Jonathan Gitlin: Several people in the audience have questions about how autonomous cars will handle ethical dilemmas:
Dave: Some have claimed that self-drive cars might be faced with contingencies where one humans safety must come at the cost of another (like the railway dilemma). Are such situations apparent among current engineering problems/constraints or merely theorized?
Kyle: At some point, due to humans’ inability to consistently perform a complex task like driving errorfree, it seems inevitable that self driving cars will be able to perform this task better than humans. Do you ever see a legal framework evolving which outlaws the current status quo in the name of safety and saving lives? Would it ever be a crime to accidentally cause serious injury to something or someone by driving manually if you ignored the option to use the self-driving functionality?
Duncan A: One popular dilemma associated with autonomous vehicles is the ethics surrounding accidents. How does the vehicle choose between harming pedestrians and harming the driver (in a hypothetical situation where harm is unavoidable).
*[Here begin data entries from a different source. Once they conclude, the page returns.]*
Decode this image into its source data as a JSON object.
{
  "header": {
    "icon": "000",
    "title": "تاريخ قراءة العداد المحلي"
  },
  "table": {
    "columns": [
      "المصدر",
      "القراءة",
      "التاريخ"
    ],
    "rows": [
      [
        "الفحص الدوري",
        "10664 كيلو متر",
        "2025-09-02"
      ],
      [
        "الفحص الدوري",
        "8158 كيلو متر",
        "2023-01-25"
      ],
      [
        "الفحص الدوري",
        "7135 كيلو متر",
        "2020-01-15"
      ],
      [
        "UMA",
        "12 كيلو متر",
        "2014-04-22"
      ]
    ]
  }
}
Ogi Redzic: @Duncan – great question. Not properly answered yet. Work in progress in my opinion
Alex Bellus: @Ogi, what sort of precision is needed with mapping software for autonomous cars? Is it down to the nearest foot? The inch?
Ogi Redzic: @Alex, we are talking about roughly 10cm relative precision.
Petrut M.: Can Open Street Maps be a part, if not the backbone, of this mapping infrastructure?
Ogi Redzic: @Petrut – I believe not. The level of precision required for automated driving can today only be achieved by professional mapping vehicles, like ones Nokia HERE and Google have. These cars use very expensive LIDAR equipment collecting Terabytes of data every day, that needs to be professionally processed. There will be role for community but not in the building of the initial layer, at least not in the beginning.